In the 1980s, USAID funded a series of massive programs to improve agricultural research. The foundational TOC could be summarized as: bringing the Green Revolution in South Asia to Africa by building up applied crop research and extension services, especially related to cereal crops, would lead to improved yields, more small farmer income and improved nutrition.
These programs often included substantial support from an American university (through what was called a Title XII cooperative agreement), training and strengthening of staff back in the States, the building of infrastructure needed to support an expanded program, and then eventually the research itself.
But then sometime in the mid-80s, the senior economists in the Bureau concluded that these investments were simply not cost-effective, and over a short period of time, the programs were canceled, in favor of a more direct focus on addressing value-added weaknesses in the agricultural value chain that could be tackled in the short(er) term. Then, about 10 years later, the University of Michigan looked at these programs, similarly to the way FAO looked at their agroforestry investments.

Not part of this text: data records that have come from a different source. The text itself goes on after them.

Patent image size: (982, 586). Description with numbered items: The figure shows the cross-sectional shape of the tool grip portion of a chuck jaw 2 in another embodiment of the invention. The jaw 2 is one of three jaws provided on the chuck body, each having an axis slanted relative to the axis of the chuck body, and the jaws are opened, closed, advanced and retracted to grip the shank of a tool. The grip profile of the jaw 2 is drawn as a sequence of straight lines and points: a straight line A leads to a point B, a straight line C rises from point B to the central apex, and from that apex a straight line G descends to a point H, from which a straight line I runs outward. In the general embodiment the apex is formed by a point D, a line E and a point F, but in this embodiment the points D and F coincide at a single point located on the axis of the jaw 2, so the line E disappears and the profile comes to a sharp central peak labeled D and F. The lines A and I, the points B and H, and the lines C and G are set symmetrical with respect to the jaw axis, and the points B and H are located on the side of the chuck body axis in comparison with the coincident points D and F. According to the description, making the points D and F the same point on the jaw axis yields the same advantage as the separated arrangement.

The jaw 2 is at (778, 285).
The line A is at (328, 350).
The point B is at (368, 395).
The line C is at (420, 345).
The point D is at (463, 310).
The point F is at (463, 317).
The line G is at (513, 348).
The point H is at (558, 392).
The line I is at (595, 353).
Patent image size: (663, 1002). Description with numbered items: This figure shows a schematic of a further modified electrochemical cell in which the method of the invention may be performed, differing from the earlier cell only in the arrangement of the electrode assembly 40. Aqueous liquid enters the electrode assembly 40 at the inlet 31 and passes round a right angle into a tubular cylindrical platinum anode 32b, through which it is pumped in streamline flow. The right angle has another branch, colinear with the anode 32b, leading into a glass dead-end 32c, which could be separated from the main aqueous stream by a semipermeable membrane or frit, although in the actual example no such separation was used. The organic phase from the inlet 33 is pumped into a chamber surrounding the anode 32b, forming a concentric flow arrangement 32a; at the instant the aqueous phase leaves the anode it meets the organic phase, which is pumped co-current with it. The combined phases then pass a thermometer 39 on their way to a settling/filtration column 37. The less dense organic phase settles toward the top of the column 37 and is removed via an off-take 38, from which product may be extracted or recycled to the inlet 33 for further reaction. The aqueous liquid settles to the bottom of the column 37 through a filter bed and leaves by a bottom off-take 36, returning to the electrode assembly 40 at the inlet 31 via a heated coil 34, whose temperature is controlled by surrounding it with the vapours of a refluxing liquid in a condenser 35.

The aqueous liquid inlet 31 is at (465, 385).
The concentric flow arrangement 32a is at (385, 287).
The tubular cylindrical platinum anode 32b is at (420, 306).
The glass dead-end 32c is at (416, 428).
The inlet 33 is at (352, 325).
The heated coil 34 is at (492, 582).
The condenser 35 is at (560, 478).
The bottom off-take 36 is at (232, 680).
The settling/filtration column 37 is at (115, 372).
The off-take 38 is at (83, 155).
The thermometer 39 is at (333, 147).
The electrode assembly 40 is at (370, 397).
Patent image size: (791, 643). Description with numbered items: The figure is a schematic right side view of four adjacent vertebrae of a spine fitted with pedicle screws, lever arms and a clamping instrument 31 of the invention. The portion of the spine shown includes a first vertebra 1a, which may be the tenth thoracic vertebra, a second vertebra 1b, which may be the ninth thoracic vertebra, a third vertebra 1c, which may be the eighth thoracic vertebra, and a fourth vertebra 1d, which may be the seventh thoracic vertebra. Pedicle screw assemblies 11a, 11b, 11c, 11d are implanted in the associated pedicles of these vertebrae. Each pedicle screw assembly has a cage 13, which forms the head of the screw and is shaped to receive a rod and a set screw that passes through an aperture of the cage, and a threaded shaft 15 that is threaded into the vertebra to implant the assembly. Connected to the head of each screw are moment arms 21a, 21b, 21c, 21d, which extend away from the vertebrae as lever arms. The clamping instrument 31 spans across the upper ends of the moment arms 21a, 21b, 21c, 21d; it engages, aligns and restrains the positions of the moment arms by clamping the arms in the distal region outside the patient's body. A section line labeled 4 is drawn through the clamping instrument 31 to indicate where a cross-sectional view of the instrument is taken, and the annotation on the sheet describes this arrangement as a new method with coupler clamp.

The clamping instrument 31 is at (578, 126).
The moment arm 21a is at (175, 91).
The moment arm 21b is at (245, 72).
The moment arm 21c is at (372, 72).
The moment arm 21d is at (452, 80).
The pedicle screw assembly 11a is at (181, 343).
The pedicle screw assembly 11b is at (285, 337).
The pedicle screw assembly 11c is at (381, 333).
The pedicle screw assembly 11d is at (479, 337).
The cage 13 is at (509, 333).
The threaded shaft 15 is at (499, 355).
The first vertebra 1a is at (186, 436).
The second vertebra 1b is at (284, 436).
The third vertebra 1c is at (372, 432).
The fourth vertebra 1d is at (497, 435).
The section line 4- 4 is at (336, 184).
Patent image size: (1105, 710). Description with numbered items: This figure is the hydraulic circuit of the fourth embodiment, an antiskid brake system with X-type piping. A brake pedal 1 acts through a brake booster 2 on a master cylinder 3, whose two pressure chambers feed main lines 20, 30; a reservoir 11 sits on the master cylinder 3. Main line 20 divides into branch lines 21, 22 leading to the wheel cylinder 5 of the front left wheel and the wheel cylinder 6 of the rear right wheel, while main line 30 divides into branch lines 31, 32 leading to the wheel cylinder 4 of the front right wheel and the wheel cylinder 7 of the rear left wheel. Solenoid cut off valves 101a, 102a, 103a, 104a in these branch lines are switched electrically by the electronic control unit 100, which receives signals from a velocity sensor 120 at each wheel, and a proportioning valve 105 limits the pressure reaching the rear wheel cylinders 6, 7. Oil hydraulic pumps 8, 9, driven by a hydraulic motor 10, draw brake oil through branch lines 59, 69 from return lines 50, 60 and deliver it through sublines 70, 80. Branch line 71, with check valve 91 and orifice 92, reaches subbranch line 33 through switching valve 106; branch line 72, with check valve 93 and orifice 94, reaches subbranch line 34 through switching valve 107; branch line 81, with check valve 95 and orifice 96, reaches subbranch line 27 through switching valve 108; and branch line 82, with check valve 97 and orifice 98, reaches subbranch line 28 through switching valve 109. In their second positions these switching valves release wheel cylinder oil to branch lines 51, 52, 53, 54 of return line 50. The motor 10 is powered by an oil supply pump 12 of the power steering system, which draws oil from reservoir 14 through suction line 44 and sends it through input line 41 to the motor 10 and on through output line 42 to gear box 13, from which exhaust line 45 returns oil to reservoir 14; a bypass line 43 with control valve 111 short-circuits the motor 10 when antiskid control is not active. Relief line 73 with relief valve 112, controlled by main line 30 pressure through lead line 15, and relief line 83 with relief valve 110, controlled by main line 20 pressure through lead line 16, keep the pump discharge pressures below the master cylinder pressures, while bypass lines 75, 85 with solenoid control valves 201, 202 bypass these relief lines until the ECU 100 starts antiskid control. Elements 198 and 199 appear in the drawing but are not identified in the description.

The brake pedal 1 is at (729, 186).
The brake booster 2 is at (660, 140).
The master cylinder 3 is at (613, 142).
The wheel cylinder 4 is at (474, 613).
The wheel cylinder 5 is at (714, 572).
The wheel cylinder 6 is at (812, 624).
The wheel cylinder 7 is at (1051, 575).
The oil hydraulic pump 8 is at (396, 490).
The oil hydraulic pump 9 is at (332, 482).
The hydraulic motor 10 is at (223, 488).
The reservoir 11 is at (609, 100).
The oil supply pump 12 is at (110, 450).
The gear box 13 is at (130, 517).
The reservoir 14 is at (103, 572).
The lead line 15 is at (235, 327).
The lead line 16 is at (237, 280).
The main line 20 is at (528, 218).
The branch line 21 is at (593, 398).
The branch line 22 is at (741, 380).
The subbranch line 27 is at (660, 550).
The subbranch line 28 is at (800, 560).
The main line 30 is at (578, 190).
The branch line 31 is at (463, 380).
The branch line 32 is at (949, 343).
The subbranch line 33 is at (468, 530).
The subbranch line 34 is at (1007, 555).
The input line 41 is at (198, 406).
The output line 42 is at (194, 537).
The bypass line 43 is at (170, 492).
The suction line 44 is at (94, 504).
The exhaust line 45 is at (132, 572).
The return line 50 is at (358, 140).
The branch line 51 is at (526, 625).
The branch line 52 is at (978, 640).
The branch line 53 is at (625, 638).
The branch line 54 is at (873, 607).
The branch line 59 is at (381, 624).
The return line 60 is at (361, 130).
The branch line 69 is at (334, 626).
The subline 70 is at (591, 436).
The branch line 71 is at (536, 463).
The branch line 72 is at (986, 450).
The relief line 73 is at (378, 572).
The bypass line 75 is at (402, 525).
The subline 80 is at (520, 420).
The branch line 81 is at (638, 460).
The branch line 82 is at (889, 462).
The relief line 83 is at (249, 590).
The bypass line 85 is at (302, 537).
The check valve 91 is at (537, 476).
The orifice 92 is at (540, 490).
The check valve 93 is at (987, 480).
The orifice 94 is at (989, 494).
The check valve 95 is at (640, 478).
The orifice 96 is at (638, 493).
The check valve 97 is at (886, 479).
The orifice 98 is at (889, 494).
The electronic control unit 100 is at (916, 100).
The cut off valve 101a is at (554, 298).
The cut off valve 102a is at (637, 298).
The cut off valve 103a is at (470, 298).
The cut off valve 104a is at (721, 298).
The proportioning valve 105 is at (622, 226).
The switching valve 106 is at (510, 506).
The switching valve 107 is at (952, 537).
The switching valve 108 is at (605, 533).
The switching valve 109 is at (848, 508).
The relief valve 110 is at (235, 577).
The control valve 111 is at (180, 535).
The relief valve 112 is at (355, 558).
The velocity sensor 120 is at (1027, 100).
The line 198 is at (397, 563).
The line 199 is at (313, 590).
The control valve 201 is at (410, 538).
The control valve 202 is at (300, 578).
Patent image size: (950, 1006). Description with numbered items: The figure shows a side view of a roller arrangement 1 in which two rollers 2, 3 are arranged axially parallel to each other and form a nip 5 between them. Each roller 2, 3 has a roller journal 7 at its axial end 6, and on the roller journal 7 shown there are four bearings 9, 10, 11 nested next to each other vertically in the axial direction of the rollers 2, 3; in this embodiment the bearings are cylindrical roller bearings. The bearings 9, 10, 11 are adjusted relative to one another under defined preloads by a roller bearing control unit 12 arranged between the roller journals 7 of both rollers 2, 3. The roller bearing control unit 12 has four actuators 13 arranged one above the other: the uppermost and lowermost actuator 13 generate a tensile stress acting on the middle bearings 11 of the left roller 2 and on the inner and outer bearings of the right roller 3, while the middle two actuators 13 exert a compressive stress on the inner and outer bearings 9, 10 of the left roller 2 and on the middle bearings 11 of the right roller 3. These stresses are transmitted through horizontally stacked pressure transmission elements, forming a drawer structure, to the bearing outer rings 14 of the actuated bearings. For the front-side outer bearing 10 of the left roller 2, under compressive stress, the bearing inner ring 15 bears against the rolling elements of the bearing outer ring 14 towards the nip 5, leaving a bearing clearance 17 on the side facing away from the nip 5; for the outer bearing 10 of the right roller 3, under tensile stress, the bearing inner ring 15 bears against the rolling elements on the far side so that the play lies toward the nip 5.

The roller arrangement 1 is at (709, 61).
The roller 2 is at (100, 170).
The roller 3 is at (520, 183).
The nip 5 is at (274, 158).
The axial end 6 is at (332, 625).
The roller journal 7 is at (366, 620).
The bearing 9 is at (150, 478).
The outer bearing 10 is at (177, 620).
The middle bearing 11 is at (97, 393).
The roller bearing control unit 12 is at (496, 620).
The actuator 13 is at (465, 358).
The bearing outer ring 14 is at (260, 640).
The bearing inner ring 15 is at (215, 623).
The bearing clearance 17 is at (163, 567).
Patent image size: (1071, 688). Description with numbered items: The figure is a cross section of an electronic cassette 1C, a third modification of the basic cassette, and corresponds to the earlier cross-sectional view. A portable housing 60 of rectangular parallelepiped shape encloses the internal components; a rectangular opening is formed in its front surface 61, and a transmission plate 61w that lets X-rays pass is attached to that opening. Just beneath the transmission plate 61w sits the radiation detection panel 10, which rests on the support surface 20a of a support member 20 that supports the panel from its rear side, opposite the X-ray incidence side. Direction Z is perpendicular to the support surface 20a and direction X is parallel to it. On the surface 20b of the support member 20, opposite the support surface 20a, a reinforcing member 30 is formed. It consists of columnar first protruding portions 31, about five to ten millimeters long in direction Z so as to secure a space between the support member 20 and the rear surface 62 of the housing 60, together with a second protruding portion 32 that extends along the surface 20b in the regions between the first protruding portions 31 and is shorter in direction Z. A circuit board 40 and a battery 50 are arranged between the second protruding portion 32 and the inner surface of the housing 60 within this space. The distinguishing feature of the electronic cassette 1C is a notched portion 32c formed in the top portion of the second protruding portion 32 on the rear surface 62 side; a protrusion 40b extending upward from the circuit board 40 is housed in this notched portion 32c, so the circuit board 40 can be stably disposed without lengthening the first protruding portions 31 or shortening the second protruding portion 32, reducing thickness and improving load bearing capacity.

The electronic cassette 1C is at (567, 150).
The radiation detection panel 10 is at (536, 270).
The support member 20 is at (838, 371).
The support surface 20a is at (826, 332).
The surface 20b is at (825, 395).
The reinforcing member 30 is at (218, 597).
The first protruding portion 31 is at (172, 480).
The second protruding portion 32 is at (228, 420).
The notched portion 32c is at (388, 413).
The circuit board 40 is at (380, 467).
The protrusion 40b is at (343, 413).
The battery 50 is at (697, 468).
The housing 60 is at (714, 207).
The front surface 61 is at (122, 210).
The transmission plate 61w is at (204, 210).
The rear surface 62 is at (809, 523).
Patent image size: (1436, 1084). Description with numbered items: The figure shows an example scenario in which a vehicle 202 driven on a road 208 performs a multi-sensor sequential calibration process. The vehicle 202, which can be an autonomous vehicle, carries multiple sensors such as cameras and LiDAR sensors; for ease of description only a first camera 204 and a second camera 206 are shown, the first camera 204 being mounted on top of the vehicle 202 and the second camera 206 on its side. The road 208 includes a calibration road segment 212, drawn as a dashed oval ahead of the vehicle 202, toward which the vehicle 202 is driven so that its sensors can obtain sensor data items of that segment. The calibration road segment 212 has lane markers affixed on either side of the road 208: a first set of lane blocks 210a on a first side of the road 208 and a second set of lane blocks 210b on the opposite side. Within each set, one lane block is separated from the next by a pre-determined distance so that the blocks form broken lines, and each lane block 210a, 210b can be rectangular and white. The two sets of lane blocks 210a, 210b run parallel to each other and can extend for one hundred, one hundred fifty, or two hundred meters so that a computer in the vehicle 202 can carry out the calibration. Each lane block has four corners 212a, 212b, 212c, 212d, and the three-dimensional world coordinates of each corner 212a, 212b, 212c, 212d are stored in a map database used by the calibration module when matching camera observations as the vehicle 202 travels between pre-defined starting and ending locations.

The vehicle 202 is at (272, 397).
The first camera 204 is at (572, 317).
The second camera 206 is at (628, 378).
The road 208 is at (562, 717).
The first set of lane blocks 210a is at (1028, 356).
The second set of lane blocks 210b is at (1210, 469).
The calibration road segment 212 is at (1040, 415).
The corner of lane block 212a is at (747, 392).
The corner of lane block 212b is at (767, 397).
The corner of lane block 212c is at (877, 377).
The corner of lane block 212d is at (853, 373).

What they concluded was that USAID may or may not have cut their programs too early, but that USAID DID look for final impact too soon. The overall timeline for change was probably a decade too short, and success really came from governmental and other local investments, as well as extension and outreach. In other words the actual TOC of final change was far more complicated, and less related to USAID investments, than we assumed when we designed the initial interventions. But one of the downfalls of those programs was not in getting the TOC wrong, but in being wildly expansive and overstated in terms of our role, and in terms of the time it would take. By the time Michigan finished their analysis, while the Bureau agreed with this analysis, the programs were long gone and couldn't be revived.